I'm running Python 2.7, numba 0.43.1 and numpy 1.16.3 on Windows 10
x = True
expected = 0.5
eligibility = np.array([0.1,0.1,0.1])
positive_weight = np.array([0.2,0.2,0.2])
total_sq_grad_positive = np.array([0.1,0.1,0.1])
learning_rate = 1
@nb.njit(fastmath= True, cache = True)
def update_weight_from_post_post_jit(x, expected,eligibility,positive_weight,total_sq_grad_positive,learning_rate):
if x:
g = np.multiply(eligibility,(1-expected))
else:
g = np.negative(np.multiply(eligibility,expected))
gg = np.multiply(g,g)
total_sq_grad_positive = np.add(total_sq_grad_positive,gg)
#total_sq_grad_positive = np.where(divide_by_zero,total_sq_grad_positive, tsgp_temp)
temp = np.multiply(learning_rate, g)
temp2 = np.sqrt(total_sq_grad_positive)
#temp2 = np.where(temp2 == 0,1,temp2 )
temp2[temp2 == 0] = 1
temp = np.divide(temp,temp2)
positive_weight = np.add(positive_weight, temp)
return [positive_weight, total_sq_grad_positive]
Edit: It seems that @max9111 is right. Unnecessary temporary arrays is where the overhead comes from.
For the current semantics of your function, there seems to be two temporary arrays that cannot be avoided --- the return values [positive_weight, total_sq_grad_positive]
. However, it struck me that you may be planning to use this function to update those two input arrays. If so, by doing everything in-place we get the most speedup. Like this:
import numba as nb
import numpy as np
x = True
expected = 0.5
eligibility = np.array([0.1,0.1,0.1])
positive_weight = np.array([0.2,0.2,0.2])
total_sq_grad_positive = np.array([0.1,0.1,0.1])
learning_rate = 1
@nb.njit(fastmath= True, cache = True)
def update_weight_from_post_post_jit(x, expected,eligibility,positive_weight,total_sq_grad_positive,learning_rate):
for i in range(eligibility.shape[0]):
if x:
g = eligibility[i] * (1-expected)
else:
g = -(eligibility[i] * expected)
gg = g * g
total_sq_grad_positive[i] = total_sq_grad_positive[i] + gg
temp = learning_rate * g
temp2 = np.sqrt(total_sq_grad_positive[i])
if temp2 == 0: temp2 = 1
temp = temp / temp2
positive_weight[i] = positive_weight[i] + temp
@nb.jit
def test(n, *args):
for i in range(n): update_weight_from_post_post_jit(*args)
If updating the input arrays is not what you want, you can begin the function with
positive_weight = positive_weight.copy()
total_sq_grad_positive = total_sq_grad_positive.copy()
and return them as in your original code. This is not nearly as fast, but still faster.

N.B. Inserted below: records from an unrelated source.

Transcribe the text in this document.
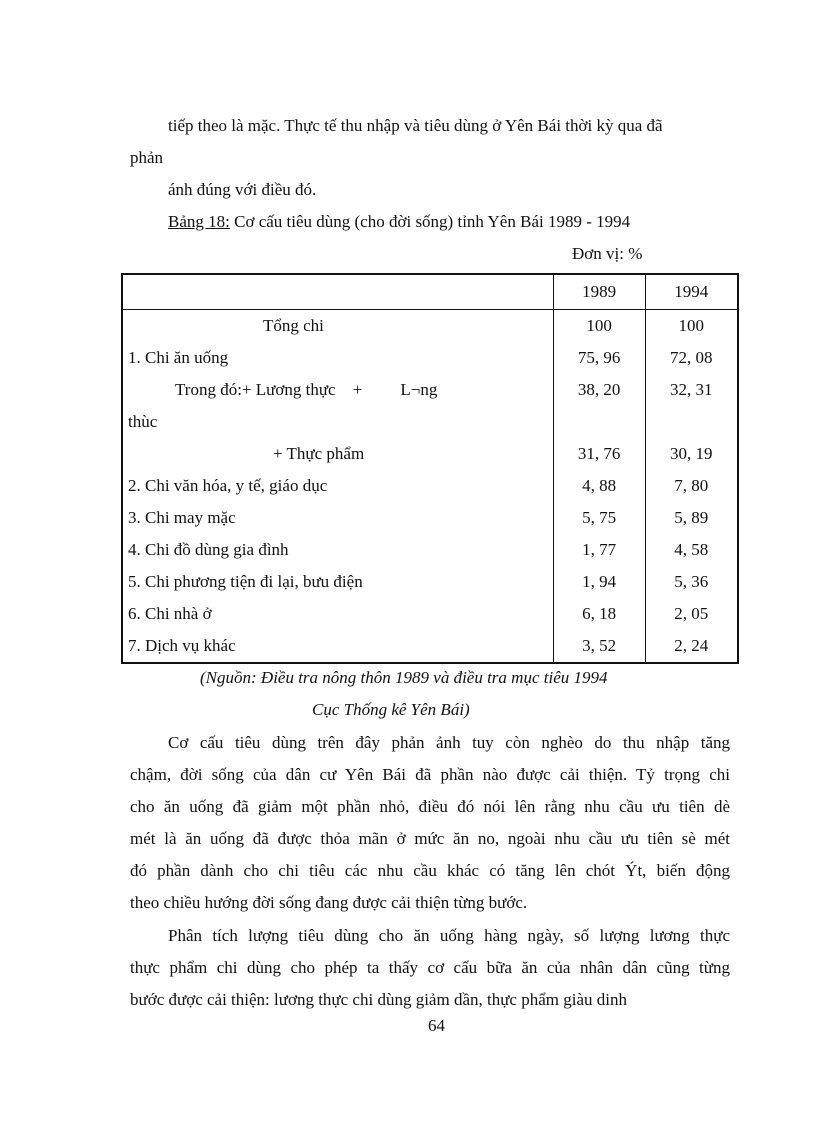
tiếp theo là mặc. Thực tế thu nhập và tiêu dùng ở Yên Bái thời kỳ qua đã
phản
ánh đúng với điều đó.
Bảng 18: Cơ cấu tiêu dùng (cho đời sống) tỉnh Yên Bái 1989 - 1994
Đơn vị: %
	1989	1994
Tổng chi	100	100
1. Chi ăn uống	75, 96	72, 08
Trong đó:+ Lương thực    +         L¬ng	38, 20	32, 31
thùc		
+ Thực phẩm	31, 76	30, 19
2. Chi văn hóa, y tế, giáo dục	4, 88	7, 80
3. Chi may mặc	5, 75	5, 89
4. Chi đồ dùng gia đình	1, 77	4, 58
5. Chi phương tiện đi lại, bưu điện	1, 94	5, 36
6. Chi nhà ở	6, 18	2, 05
7. Dịch vụ khác	3, 52	2, 24
(Nguồn: Điều tra nông thôn 1989 và điều tra mục tiêu 1994
Cục Thống kê Yên Bái)
Cơ cấu tiêu dùng trên đây phản ảnh tuy còn nghèo do thu nhập tăng
chậm, đời sống của dân cư Yên Bái đã phần nào được cải thiện. Tỷ trọng chi
cho ăn uống đã giảm một phần nhỏ, điều đó nói lên rằng nhu cầu ưu tiên dè
mét là ăn uống đã được thỏa mãn ở mức ăn no, ngoài nhu cầu ưu tiên sè mét
đó phần dành cho chi tiêu các nhu cầu khác có tăng lên chót Ýt, biến động
theo chiều hướng đời sống đang được cải thiện từng bước.
Phân tích lượng tiêu dùng cho ăn uống hàng ngày, số lượng lương thực
thực phẩm chi dùng cho phép ta thấy cơ cấu bữa ăn của nhân dân cũng từng
bước được cải thiện: lương thực chi dùng giảm dần, thực phẩm giàu dinh
64
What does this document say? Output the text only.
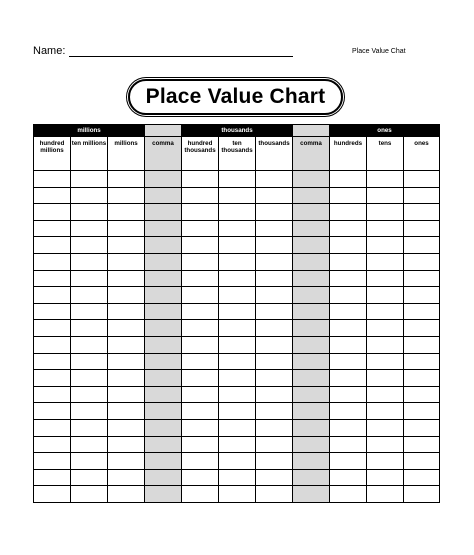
Name:	Place Value Chat
Place Value Chart
millions				thousands				ones		
hundred millions	ten millions	millions	comma	hundred thousands	ten thousands	thousands	comma	hundreds	tens	ones
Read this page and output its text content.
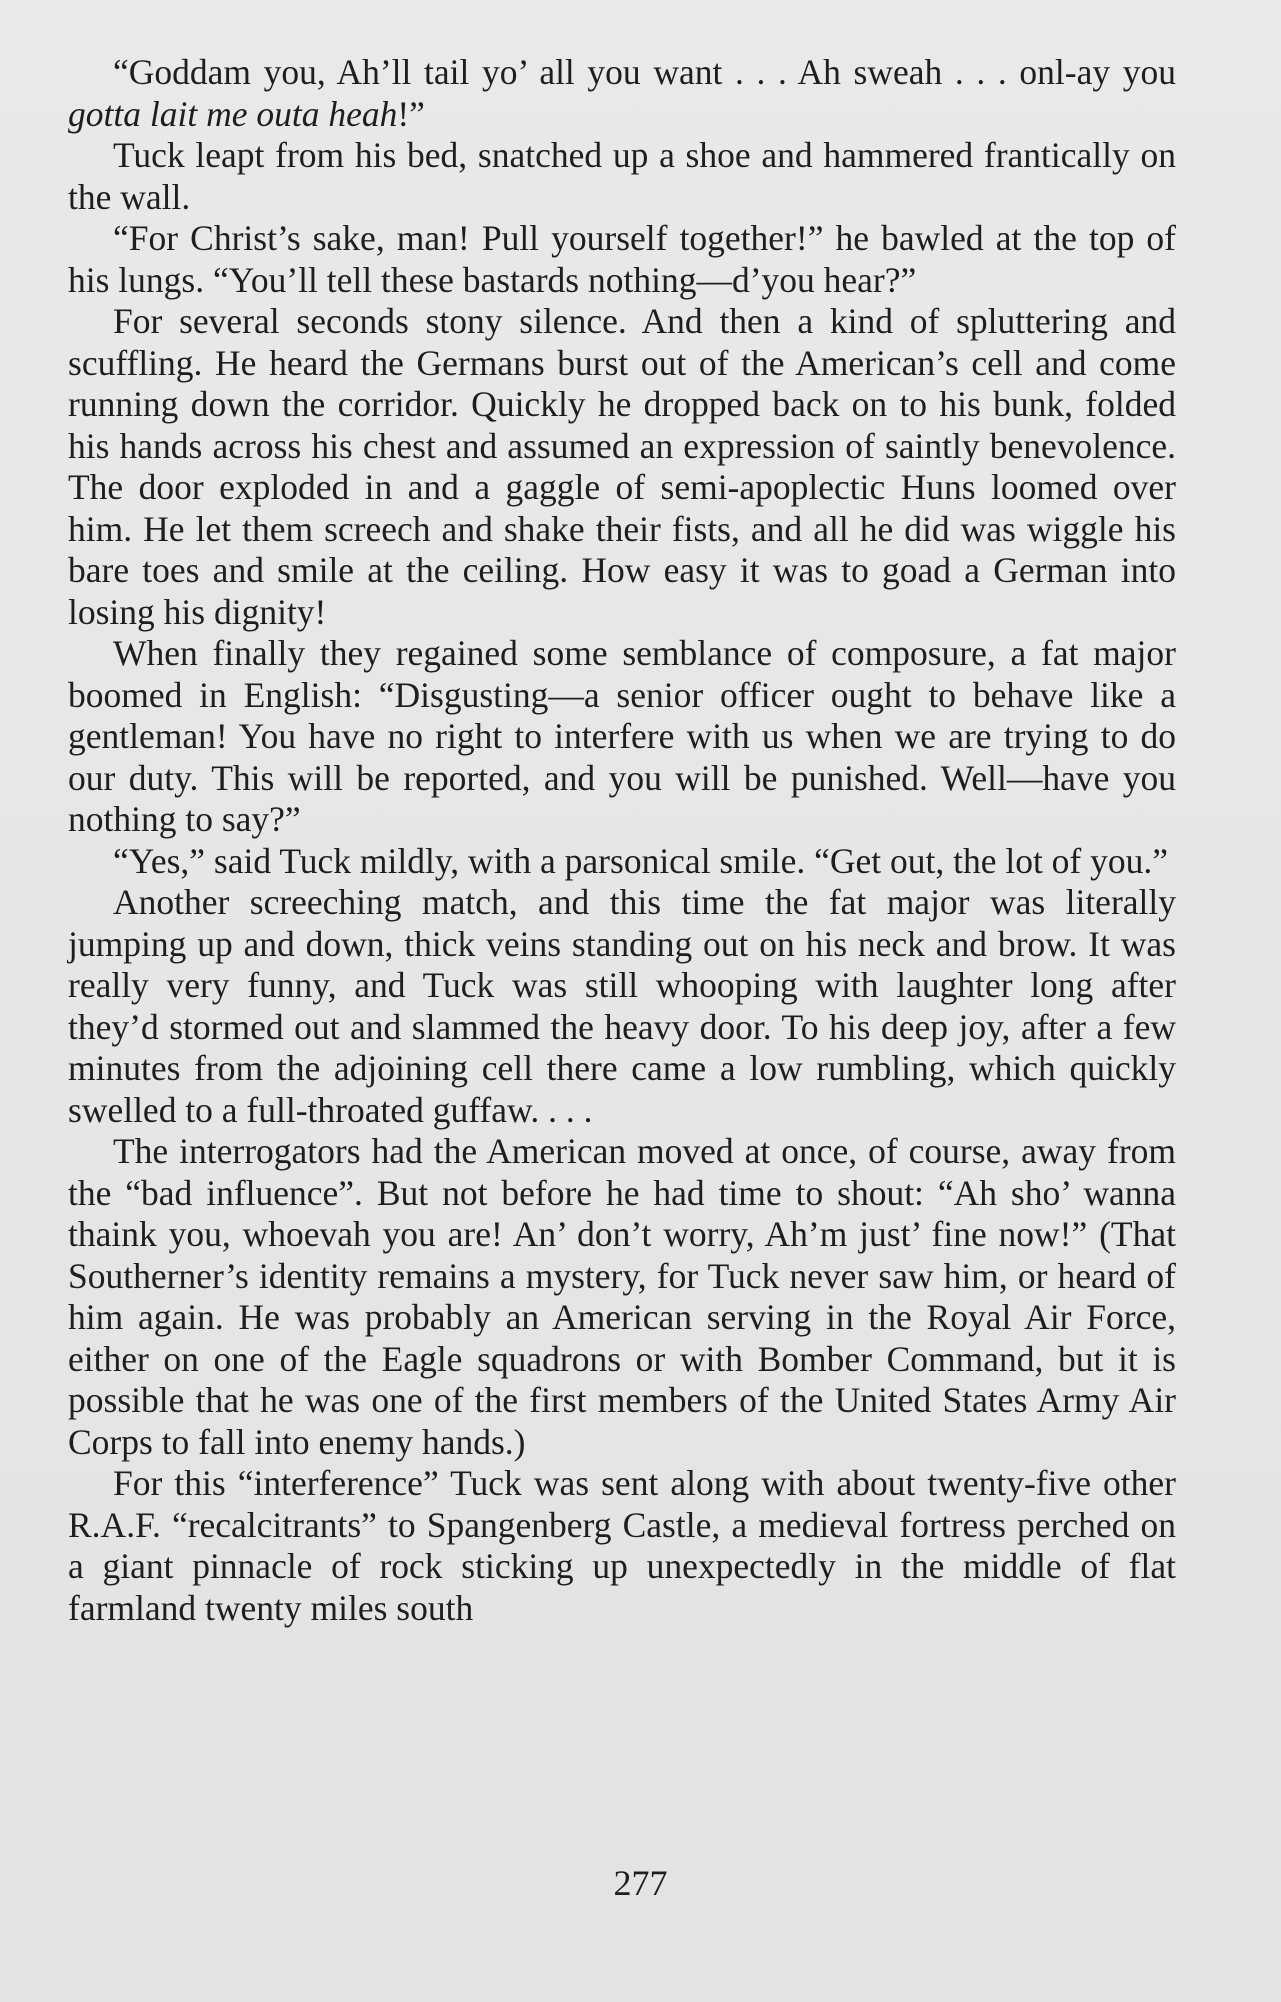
“Goddam you, Ah’ll tail yo’ all you want . . . Ah sweah . . . onl-ay you gotta lait me outa heah!”

Tuck leapt from his bed, snatched up a shoe and hammered frantically on the wall.

“For Christ’s sake, man! Pull yourself together!” he bawled at the top of his lungs. “You’ll tell these bastards nothing—d’you hear?”

For several seconds stony silence. And then a kind of spluttering and scuffling. He heard the Germans burst out of the American’s cell and come running down the corridor. Quickly he dropped back on to his bunk, folded his hands across his chest and assumed an expression of saintly benevolence. The door exploded in and a gaggle of semi-apoplectic Huns loomed over him. He let them screech and shake their fists, and all he did was wiggle his bare toes and smile at the ceiling. How easy it was to goad a German into losing his dignity!

When finally they regained some semblance of composure, a fat major boomed in English: “Disgusting—a senior officer ought to behave like a gentleman! You have no right to interfere with us when we are trying to do our duty. This will be reported, and you will be punished. Well—have you nothing to say?”

“Yes,” said Tuck mildly, with a parsonical smile. “Get out, the lot of you.”

Another screeching match, and this time the fat major was literally jumping up and down, thick veins standing out on his neck and brow. It was really very funny, and Tuck was still whooping with laughter long after they’d stormed out and slammed the heavy door. To his deep joy, after a few minutes from the adjoining cell there came a low rumbling, which quickly swelled to a full-throated guffaw. . . .

The interrogators had the American moved at once, of course, away from the “bad influence”. But not before he had time to shout: “Ah sho’ wanna thaink you, whoevah you are! An’ don’t worry, Ah’m just’ fine now!” (That Southerner’s identity remains a mystery, for Tuck never saw him, or heard of him again. He was probably an American serving in the Royal Air Force, either on one of the Eagle squadrons or with Bomber Command, but it is possible that he was one of the first members of the United States Army Air Corps to fall into enemy hands.)

For this “interference” Tuck was sent along with about twenty-five other R.A.F. “recalcitrants” to Spangenberg Castle, a medieval fortress perched on a giant pinnacle of rock sticking up unexpectedly in the middle of flat farmland twenty miles south

277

I am not sure whether it can be optimized to be "instantaneous"; I am a little surprised that Java could do it since this looks like a pretty complicated function to me, with time-consuming operations like sqrt
.
But, did you use nb.jit
on the function(s) calling this function?Like this:
@nb.jit def test(n): for i in range(n): update_weight_from_post_post_jit(x, expected,eligibility,positive_weight,total_sq_grad_positive,learning_rate)
On my computer, this cuts the running time in half, which makes sense since Python function calls have a really high overhead.